Speaker of the House Nancy Pelosi, D-Calif., right, sits with Rep. Suzan DelBene, D-Wash., as they ... [+]
Prescription drug price controls are gaining momentum nationally and also at the state level. Nationally, lowering drug prices using government levers is an area in which there appears to be at least some degree of bipartisan agreement.
A form of direct price controls was included in the Trump Administration’s International Pricing Index (IPI) model to lower Medicare Part B prices. The Department of Health and Human Services Blueprint was explicit: The purpose of the IPI model is to “phase down the Medicare payment amount for selected Part B drugs to more closely align with international prices.”
Speaker of the House Nancy Pelosi’s H.R. 3 bill, named Lower Drug Costs Now Act, goes further and applies to a much wider range of drugs, and also introduces monopsony, which would de facto control prices throughout the entire market as government-negotiated prices would be adopted in the commercial sector.
At the same time, a number of states have introduced drug price control laws.
Maine, for example, has been somewhat of a path breaker when it comes to instituting drug price controls. Nearly two decades ago, in 2000, Maine became the first state to enact price controls. Earlier this year, Maine enacted a more comprehensive law aimed at controlling drug prices. The bill included two key components. First, the law stipulates that a board will cap drug prices for health plans. Second, the law requires pharmacy benefit managers to pass on all savings they negotiate through rebates to patients.
Conspicuously, however, Maine limits its board’s scope to state, county, and local government health plans. Also, Maine’s board isn’t authorized to set spending caps; rather, it provides recommendations on spending targets for prescription drugs to the legislature.
Maryland went several steps further than Maine with a law passed in April of this year. Similar to Maine, Maryland passed a law creating a prescription drug affordability board whose mandate is to regulate drug prices. But, the law added pressure on drug makers by requiring them to justify certain prices or price increases for both patented and generic drugs. If the board rejects a manufacturer’s explanation for a pricing decision, it can, with the approval of the state legislature, set a lower price for the drug. Maryland law only applies to health plans that serve employees of the state government and of county and city governments. And, analogous to the Medicaid rebate, drug manufacturers are required to accept the price set by the board in order to sell the drug in question to state, county, and local government plans operating in Maryland.
These new state laws may be a sign of things to come. Legislation is pending in several more states.
What the Maine and Maryland laws share in common, along with other state proposals, is that they call for “cost reviews” when prices or price increases for certain drugs exceed specified arbitrary thresholds. For example, in Maryland board reviews are triggered when branded drugs enter the market with a wholesale acquisition cost of at least $30,000 per year, or when their prices are raised by at least 10% annually.
Moreover, broadly boards are given the authority to review the prices of prescription drugs when they determine that reimbursement would create “affordability challenges” for the state healthcare system and patients.
It’s noteworthy that such reviews are called “cost reviews” as opposed to “cost-effectiveness reviews.” What’s more, the language adopted - “affordability challenges” - gives state authorities wide discretion with respect to when cost reviews would be prompted.
This does raises the question, are any evidence-based criteria used to set the thresholds and trigger a review? The language adopted - “affordability challenges” - suggests budgets play a role. But, budgets are separate from evidence-based criteria, such as a drug’s clinical effectiveness.
Some expensive drugs – well, above the $30,000 threshold cited – are very cost-effective, that is, they offer very good value for money. Some may even be cost-saving in the long term. At the same time, some cheap drugs are not cost-effective.
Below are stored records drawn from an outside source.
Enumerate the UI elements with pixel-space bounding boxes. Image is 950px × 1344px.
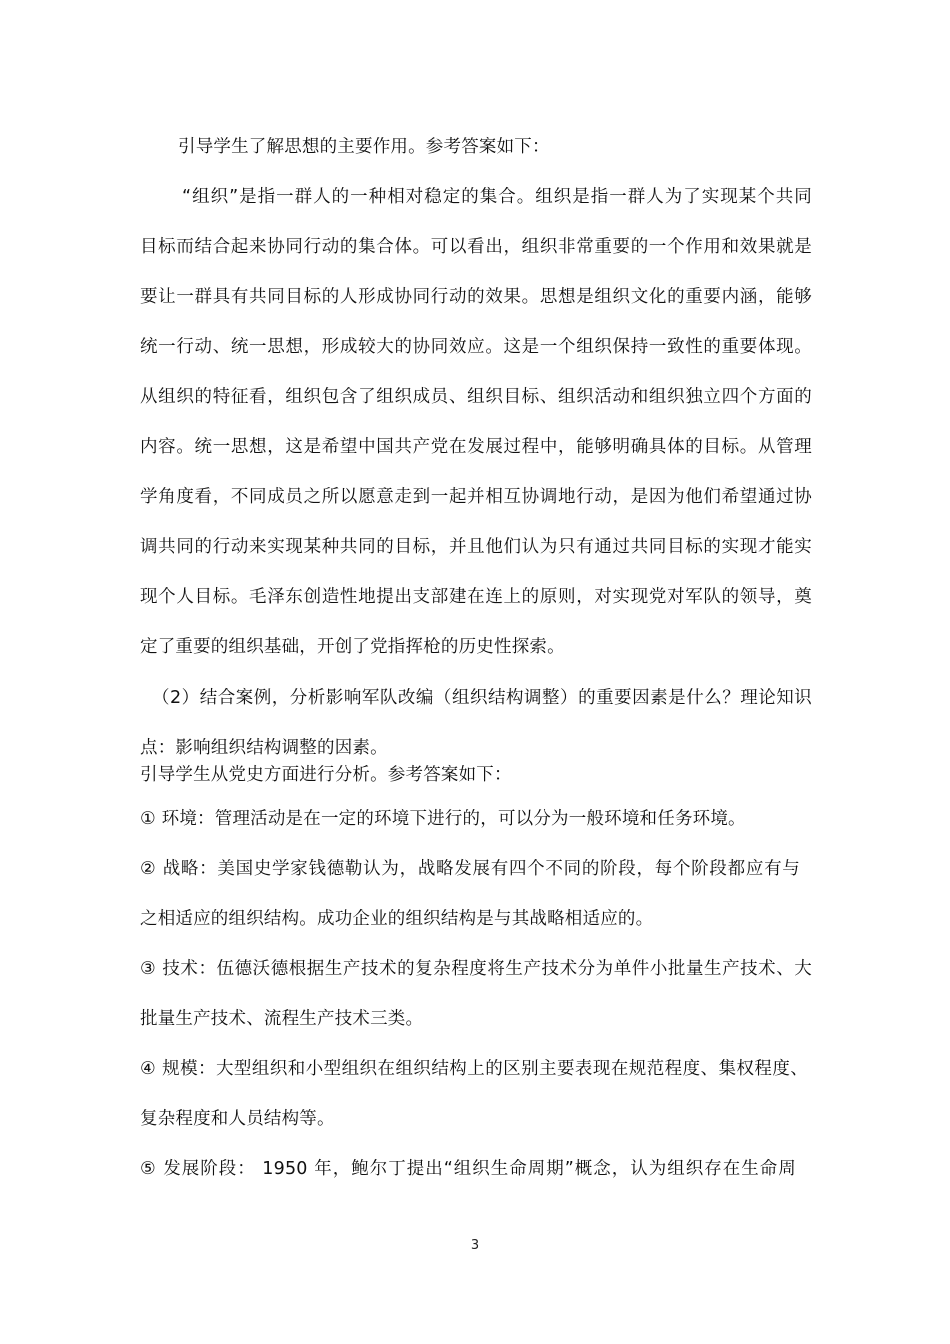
question-heading: （2）结合案例，分析影响军队改编（组织结构调整）的重要因素是什么？理论知识 (152, 688, 812, 708)
paragraph-line: 引导学生从党史方面进行分析。参考答案如下： (140, 765, 512, 785)
paragraph-line: 复杂程度和人员结构等。 (140, 1109, 335, 1129)
paragraph-line: 引导学生了解思想的主要作用。参考答案如下： (178, 137, 550, 157)
paragraph-line: 从组织的特征看，组织包含了组织成员、组织目标、组织活动和组织独立四个方面的 (140, 387, 812, 407)
paragraph-line: 点：影响组织结构调整的因素。 (140, 738, 388, 758)
paragraph-line: 目标而结合起来协同行动的集合体。可以看出，组织非常重要的一个作用和效果就是 (140, 237, 812, 257)
page-number: 3 (470, 1238, 480, 1253)
paragraph-line: 之相适应的组织结构。成功企业的组织结构是与其战略相适应的。 (140, 909, 654, 929)
list-item: ① 环境：管理活动是在一定的环境下进行的，可以分为一般环境和任务环境。 (140, 809, 746, 829)
paragraph-line: 要让一群具有共同目标的人形成协同行动的效果。思想是组织文化的重要内涵，能够 (140, 287, 812, 307)
paragraph-line: 调共同的行动来实现某种共同的目标，并且他们认为只有通过共同目标的实现才能实 (140, 537, 812, 557)
list-item: ③ 技术：伍德沃德根据生产技术的复杂程度将生产技术分为单件小批量生产技术、大 (140, 959, 812, 979)
paragraph-line: 批量生产技术、流程生产技术三类。 (140, 1009, 424, 1029)
paragraph-line: 统一行动、统一思想，形成较大的协同效应。这是一个组织保持一致性的重要体现。 (140, 337, 812, 357)
list-item: ④ 规模：大型组织和小型组织在组织结构上的区别主要表现在规范程度、集权程度、 (140, 1059, 808, 1079)
paragraph-line: “组织”是指一群人的一种相对稳定的集合。组织是指一群人为了实现某个共同 (182, 187, 812, 207)
list-item: ⑤ 发展阶段： 1950 年，鲍尔丁提出“组织生命周期”概念，认为组织存在生命周 (140, 1159, 796, 1179)
paragraph-line: 内容。统一思想，这是希望中国共产党在发展过程中，能够明确具体的目标。从管理 (140, 437, 812, 457)
paragraph-line: 现个人目标。毛泽东创造性地提出支部建在连上的原则，对实现党对军队的领导，奠 (140, 587, 812, 607)
list-item: ② 战略：美国史学家钱德勒认为，战略发展有四个不同的阶段，每个阶段都应有与 (140, 859, 800, 879)
paragraph-line: 学角度看，不同成员之所以愿意走到一起并相互协调地行动，是因为他们希望通过协 (140, 487, 812, 507)
paragraph-line: 定了重要的组织基础，开创了党指挥枪的历史性探索。 (140, 637, 565, 657)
Surely, reviews ought to take into account some measure of a drug’s cost-effectiveness, as opposed to merely its cost.
Furthermore, there is a concern among some state legislators — which the drug industry has echoed — that the boards may reduce access to certain newly approved drugs with relatively high price tags, as companies may simply walk away from a particular market.
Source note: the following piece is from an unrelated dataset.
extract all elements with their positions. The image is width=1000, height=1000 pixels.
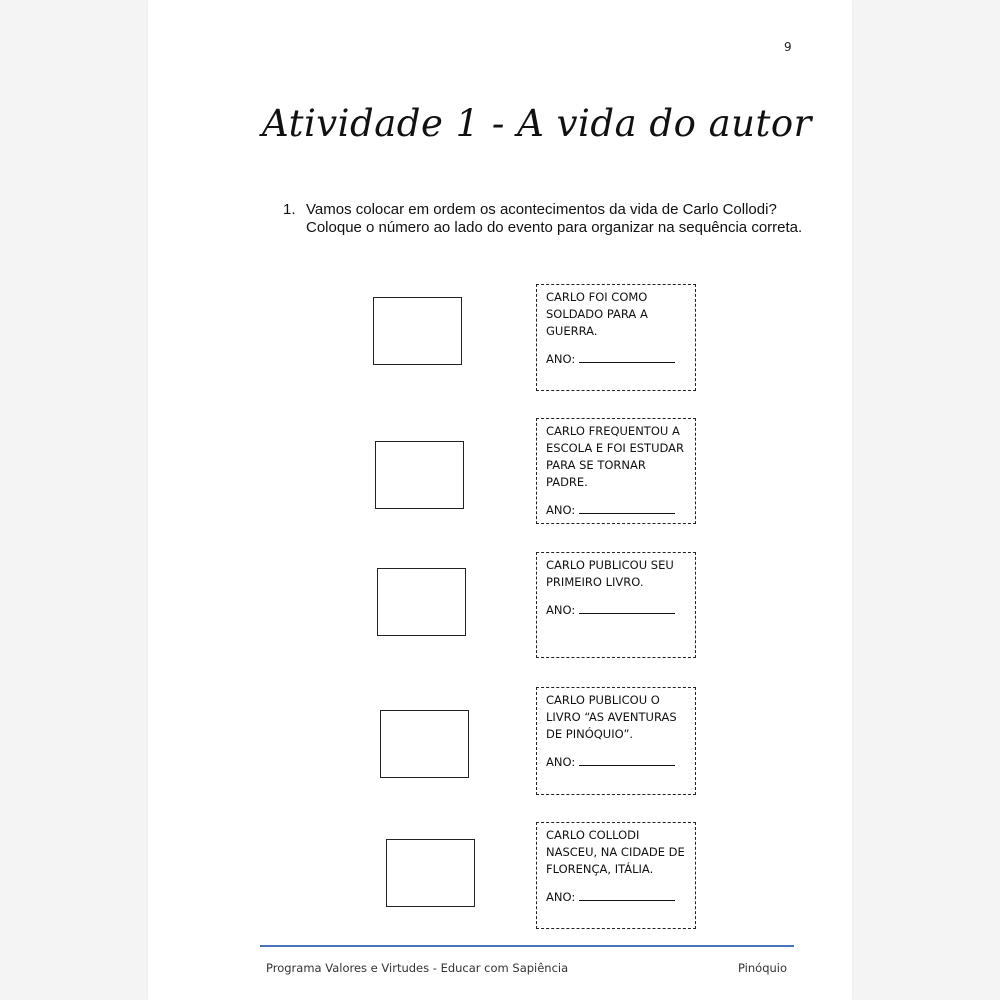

To illustrate, a state such as Maryland has relatively little bargaining power; companies could walk away from the market, rather than set a precedent for other payers by selling certain drugs at prices below current levels.
In fact, it may be the case that states would need to act collectively to simultaneously drive down prices and ensure patient access to drugs. Whether this is possible logistically or even legally remains to be seen.